Ezechiel (Eddie) Godert David Cohen was born in Amsterdam in 1923. He spent World War II being sheltered in safe houses in the Netherlands. He received his B.Sc. at the University of Amsterdam in 1952 and his Ph.D. at the University of Amsterdam in 1957. He was a research associate for two years at the University of Michigan, Ann Arbor working with George Uhlenbeck and Theodore Berlin, the Johns Hopkins University and an associate professor at the Institute for Theoretical Physics at the University of Amsterdam before moving to the Rockefeller University in New York as a professor in 1963. In 2004 Cohen received the triannual Boltzmann Medal from the Committee on Thermodynamics and Statistical Mechanics of the International Union of Pure and Applied Physics, its highest award for contributions to statistical mechanics. In that same year, he was honored with a Royal Knighthood in the Order of the Dutch Lion. He is the editor of a number of books, including the series Fundamental Problems in Statistical Mechanics, I–VI, which contains an account of the developments in his field over almost 45 years. These books contain the proceedings of a summer school in statistical mechanics that he founded in 1961 in the Netherlands.

In 1979 Cohen became a corresponding member of the Royal Netherlands Academy of Arts and Sciences.[2]

Early in his career, Cohen predicted the possibility of an incomplete phase separation in liquid helium mixtures at very low temperatures that was later discovered experimentally, leading to the design of the helium dilution refrigerator, one of the basic low-temperature instruments available.

For most of Cohen's career he has focused on nonequilibrium statistical mechanics. Together with J.R. Dorfman in the 1960s he proved that a power series expansion of transport coefficients in the density (analogous to the virial expansion of the pressure in terms of the density), is in fact divergent. This discovery effectively closed off one entire line of research in nonequilibrium statistical mechanics.

Later with Denis Evans and Gary Morriss in 1990 he proved that for certain classes of thermostatted nonequilibrium steady states the relevant transport coefficient has a simple relation to the sum of the largest and smallest Lyapunov exponents describing the trajectory of the N-particle steady state system in phase space. This relation is called the Conjugate Pairing Rule.

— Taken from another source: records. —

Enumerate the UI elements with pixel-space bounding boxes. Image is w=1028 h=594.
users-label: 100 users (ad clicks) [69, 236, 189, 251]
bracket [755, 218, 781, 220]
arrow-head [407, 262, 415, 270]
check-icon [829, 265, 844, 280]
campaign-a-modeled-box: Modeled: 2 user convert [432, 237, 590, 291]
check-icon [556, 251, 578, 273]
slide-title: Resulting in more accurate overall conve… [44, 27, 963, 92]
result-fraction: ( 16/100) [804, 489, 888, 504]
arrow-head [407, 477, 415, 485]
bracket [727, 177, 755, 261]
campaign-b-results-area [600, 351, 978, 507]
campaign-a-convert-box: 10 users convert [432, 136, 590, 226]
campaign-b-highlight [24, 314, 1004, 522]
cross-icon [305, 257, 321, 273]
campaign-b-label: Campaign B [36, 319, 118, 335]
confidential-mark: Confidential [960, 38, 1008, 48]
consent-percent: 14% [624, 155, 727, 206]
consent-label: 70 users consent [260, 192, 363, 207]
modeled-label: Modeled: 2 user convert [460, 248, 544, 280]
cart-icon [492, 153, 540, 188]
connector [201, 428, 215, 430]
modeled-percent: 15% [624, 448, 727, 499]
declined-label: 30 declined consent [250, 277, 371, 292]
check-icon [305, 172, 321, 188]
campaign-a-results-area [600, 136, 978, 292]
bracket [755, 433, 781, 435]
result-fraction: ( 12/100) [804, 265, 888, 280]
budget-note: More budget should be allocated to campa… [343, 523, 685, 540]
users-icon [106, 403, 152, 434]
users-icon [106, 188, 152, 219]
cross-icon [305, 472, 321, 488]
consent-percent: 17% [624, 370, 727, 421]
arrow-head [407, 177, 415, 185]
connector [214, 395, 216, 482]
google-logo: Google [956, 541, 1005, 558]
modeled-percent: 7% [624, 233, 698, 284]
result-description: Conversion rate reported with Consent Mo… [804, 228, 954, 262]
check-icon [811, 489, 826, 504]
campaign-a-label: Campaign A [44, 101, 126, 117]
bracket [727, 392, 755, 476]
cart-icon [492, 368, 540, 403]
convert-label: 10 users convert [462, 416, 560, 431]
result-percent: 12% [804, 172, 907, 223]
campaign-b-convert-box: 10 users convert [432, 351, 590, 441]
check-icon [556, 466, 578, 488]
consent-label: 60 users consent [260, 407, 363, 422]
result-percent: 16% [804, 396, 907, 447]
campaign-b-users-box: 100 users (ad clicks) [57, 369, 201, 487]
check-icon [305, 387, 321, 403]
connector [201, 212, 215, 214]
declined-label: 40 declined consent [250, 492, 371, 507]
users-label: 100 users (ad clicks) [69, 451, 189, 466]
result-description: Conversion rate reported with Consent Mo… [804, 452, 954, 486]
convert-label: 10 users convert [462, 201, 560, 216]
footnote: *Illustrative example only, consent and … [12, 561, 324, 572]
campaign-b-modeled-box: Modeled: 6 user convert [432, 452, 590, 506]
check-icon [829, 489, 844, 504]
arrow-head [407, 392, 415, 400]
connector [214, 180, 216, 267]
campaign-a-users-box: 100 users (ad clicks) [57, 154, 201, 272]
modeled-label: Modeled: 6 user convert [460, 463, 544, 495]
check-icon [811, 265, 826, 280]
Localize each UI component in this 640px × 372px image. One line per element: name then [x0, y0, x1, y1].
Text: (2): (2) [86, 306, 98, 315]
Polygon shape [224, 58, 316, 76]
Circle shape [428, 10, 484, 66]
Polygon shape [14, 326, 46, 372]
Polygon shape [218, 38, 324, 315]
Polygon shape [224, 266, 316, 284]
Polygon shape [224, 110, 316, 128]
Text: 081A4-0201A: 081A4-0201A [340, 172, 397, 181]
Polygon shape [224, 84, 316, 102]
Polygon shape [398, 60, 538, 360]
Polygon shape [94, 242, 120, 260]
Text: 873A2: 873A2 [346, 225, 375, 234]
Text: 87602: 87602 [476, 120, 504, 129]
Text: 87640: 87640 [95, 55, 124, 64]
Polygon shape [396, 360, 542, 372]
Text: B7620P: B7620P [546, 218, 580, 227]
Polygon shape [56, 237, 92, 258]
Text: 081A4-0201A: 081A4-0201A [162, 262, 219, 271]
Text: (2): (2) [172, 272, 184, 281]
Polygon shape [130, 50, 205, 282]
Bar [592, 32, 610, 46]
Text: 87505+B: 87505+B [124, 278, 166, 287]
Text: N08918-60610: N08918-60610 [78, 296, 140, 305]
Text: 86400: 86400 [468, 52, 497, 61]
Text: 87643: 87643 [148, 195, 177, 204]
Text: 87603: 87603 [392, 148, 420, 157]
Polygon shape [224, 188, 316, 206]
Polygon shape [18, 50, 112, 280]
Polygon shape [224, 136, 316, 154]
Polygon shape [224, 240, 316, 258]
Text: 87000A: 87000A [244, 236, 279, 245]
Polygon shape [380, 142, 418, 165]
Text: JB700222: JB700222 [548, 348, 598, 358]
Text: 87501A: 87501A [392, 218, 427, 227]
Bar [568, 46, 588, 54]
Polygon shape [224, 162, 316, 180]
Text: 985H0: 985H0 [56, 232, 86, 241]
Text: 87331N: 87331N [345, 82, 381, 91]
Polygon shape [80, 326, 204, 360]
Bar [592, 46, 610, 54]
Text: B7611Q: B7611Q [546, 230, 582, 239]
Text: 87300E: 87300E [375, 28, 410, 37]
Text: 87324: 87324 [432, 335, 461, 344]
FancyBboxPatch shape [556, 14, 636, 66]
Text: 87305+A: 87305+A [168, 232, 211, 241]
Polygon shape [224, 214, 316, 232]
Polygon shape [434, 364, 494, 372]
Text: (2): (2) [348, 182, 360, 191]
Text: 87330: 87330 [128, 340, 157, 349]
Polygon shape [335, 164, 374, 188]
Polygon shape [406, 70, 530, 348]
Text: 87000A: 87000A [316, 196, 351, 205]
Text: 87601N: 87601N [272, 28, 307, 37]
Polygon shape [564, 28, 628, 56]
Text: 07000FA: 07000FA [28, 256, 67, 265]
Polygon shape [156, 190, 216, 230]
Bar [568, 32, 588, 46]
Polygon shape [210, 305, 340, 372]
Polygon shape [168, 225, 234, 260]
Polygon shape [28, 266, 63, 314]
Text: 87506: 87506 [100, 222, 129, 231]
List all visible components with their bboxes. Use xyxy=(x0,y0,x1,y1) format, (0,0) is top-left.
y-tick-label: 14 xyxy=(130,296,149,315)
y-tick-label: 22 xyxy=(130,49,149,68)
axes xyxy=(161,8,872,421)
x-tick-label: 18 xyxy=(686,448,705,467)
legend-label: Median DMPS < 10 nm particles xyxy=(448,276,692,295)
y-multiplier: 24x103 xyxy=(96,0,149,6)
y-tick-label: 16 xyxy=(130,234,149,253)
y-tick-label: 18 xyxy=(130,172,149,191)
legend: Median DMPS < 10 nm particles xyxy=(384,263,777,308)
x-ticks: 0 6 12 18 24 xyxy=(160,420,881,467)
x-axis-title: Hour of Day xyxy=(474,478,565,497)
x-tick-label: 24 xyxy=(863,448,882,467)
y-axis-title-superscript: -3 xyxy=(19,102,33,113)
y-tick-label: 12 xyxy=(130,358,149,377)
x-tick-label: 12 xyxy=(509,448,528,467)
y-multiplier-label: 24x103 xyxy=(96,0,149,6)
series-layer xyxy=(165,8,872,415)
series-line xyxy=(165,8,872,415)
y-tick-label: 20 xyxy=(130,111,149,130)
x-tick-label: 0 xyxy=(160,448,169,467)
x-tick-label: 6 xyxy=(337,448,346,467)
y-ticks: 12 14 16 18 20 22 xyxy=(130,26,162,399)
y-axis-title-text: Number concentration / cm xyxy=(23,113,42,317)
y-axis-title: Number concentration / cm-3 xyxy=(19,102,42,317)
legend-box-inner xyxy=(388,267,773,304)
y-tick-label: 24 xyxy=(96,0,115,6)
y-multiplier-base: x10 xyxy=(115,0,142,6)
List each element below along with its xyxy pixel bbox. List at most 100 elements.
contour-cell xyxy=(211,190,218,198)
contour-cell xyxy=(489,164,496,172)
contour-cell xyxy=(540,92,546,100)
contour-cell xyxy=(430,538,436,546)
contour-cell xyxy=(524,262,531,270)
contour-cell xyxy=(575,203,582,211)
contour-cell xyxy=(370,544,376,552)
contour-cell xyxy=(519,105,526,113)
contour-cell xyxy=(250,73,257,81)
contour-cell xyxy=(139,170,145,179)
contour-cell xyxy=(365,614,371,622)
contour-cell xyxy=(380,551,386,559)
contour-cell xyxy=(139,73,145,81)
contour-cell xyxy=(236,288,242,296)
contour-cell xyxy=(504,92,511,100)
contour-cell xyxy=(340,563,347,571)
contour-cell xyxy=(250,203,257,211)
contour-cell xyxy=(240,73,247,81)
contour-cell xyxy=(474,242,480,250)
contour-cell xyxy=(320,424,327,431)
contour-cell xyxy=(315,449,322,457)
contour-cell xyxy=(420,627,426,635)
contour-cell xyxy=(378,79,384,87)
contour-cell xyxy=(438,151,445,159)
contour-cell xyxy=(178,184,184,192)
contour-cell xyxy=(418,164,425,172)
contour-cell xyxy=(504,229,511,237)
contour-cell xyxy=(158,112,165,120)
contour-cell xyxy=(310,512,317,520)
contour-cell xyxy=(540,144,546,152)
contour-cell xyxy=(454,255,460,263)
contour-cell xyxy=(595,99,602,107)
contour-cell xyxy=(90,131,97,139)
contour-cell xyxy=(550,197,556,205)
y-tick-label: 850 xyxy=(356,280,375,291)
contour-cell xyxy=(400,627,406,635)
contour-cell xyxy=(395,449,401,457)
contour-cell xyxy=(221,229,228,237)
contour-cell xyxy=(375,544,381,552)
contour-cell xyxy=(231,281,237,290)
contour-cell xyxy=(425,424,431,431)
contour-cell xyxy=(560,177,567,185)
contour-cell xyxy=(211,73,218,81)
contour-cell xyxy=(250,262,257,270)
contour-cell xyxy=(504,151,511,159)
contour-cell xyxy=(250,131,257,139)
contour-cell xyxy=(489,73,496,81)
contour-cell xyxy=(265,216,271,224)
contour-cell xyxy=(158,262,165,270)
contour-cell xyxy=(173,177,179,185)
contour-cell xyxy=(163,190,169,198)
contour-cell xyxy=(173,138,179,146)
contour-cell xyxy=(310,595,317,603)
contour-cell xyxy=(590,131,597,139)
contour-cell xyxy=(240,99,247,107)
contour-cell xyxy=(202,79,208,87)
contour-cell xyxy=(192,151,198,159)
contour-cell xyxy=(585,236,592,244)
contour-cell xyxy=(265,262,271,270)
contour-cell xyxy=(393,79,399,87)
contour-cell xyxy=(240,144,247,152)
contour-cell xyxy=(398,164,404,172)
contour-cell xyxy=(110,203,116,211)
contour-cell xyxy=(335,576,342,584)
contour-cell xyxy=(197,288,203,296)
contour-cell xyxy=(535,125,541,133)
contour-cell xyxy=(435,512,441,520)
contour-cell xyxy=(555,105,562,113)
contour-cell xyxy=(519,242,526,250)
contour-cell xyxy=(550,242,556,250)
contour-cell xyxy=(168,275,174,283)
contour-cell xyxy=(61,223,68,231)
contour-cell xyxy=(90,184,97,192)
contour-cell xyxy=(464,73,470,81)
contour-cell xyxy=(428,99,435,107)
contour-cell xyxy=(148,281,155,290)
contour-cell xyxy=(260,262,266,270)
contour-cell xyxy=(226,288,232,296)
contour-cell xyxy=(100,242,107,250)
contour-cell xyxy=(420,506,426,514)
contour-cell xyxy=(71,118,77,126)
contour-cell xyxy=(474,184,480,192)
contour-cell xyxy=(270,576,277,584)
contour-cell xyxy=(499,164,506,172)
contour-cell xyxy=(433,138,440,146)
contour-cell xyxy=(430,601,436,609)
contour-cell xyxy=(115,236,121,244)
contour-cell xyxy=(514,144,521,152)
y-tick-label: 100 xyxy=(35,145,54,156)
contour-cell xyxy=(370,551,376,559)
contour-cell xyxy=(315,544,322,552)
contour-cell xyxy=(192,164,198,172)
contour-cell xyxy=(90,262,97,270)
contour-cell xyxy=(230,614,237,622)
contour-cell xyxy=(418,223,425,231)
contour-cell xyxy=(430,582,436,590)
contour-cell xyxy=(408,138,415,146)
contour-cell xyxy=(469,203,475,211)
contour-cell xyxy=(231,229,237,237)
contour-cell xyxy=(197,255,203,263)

This was the first practical relationship between chaotic measures and thermophysical properties.

In 1993 Denis Evans, Cohen and Gary Morriss announced the first steady state Fluctuation Theorem describing asymptotic fluctuations of time averaged fluctuations of what has since become known as dissipation, in nonequilibrium steady states. In the same paper they also gave an heuristic proof of that relation using local Lyapunov weights.

In 1995 Gallavotti and Cohen described a proof employing the so-called chaotic hypothesis, of the so-called Gallavotti Cohen Fluctuation Theorem. This proof formalised the heuristic proof given in 1993 by Denis Evans, Cohen and Gary Morriss.

Another interest of Cohen's is the diffusion of independent point particles moving on a lattice occupied by two kinds of obstacles that scatter the particles according to certain deterministic scattering rules. This mixture of random and deterministic features has led to a number of new types of particle diffusion, which can evolve suddenly to propagation. Cohen's lab has focused on determining a numerical approach to understand the origin of this phenomenon, because neither probability theory nor kinetic theory is applicable to these systems.

Survivors include two children, Andrea Cohen of Iowa City and Michael Cohen of Winston-Salem, NC; four grandchildren, Alyssa of New York City, Rianna of Winston- Salem, Isabella of Corvallis, OR and Jim of Iowa City; his brother Carel of Amsterdam.
He was preceded in death by his parents and his wife.